24105 Broughton

Discovery
- Discovered by: C. W. Juels
- Discovery site: Fountain Hills Obs.
- Discovery date: 9 November 1999

Designations
- Named after: John Broughton (Australian astronomer)
- Alternative designations: 1999 VE_{10} · 1997 BV_{6}
- Minor planet category: main-belt · (inner) background

Orbital characteristics
- Epoch 23 March 2018 (JD 2458200.5)
- Uncertainty parameter 0
- Observation arc: 20.97 yr (7,659 d)
- Aphelion: 2.4364 AU
- Perihelion: 2.2457 AU
- Semi-major axis: 2.3410 AU
- Eccentricity: 0.0407
- Orbital period (sidereal): 3.58 yr (1,308 d)
- Mean anomaly: 340.18°
- Mean motion: 0° 16^{m} 30.72^{s} / day
- Inclination: 7.3496°
- Longitude of ascending node: 310.72°
- Argument of perihelion: 164.63°

Physical characteristics
- Mean diameter: 3.65 km (calculated)
- Synodic rotation period: 15.9442±0.0250 h
- Geometric albedo: 0.24 (assumed)
- Spectral type: S
- Absolute magnitude (H): 13.907±0.005 (R) 14.0 14.36

= 24105 Broughton =

Background asteroid

24105 Broughton (provisional designation ') is a background asteroid from the inner regions of the asteroid belt, approximately 3.7 km in diameter. The assumed S-type asteroid was discovered on 9 November 1999, by American amateur astronomer Charles W. Juels at the Fountain Hills Observatory in Arizona, United States. It has a rotation period of 15.9 hours and was named after Australian amateur astronomer John Broughton.

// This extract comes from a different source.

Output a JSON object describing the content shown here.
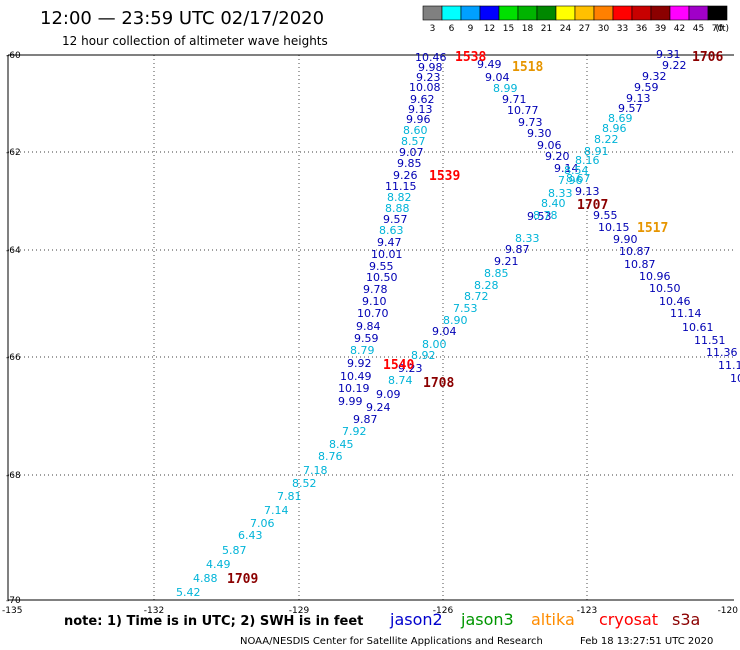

== Orbit and classification ==
Broughton is non-family asteroid from the main belt's background population, located near the region occupied by the Flora family, one of the largest clans of stony asteroids. It orbits the Sun in the inner asteroid belt at a distance of 2.2–2.4 AU once every 3 years and 7 months (1,308 days; semi-major axis of 2.34 AU). Its orbit has an eccentricity of 0.04 and an inclination of 7° with respect to the ecliptic.

The asteroid was first observed as at the Japanese Tajimi Observatory in January 1997, where its observation arc begins in the following month, about 2 years prior to the asteroid's official discovery observation at Fountain Hills.

== Naming ==
This minor planet was named in honor of Australian amateur astronomer John Broughton (born 1952), a prolific discoverer of minor planets who received a "Shoemaker NEO Grant" in 2002. The approved naming citation was published by the Minor Planet Center on 26 November 2004 (M.P.C. 53176).

== Physical characteristics ==

=== Lightcurves ===
In October 2013, a rotational lightcurve of Broughton was obtained from photometric observations in the R-band by astronomers at the Palomar Transient Factory in California. Lightcurve analysis gave a rotation period of 15.9442 hours with a brightness variation of 0.34 magnitude (U=2).

=== Diameter and albedo ===
The Collaborative Asteroid Lightcurve Link assumes an albedo of 0.24 – derived from 8 Flora, the family's largest member and namesake – and calculates a diameter of 3.65 kilometers with an absolute magnitude of 14.36.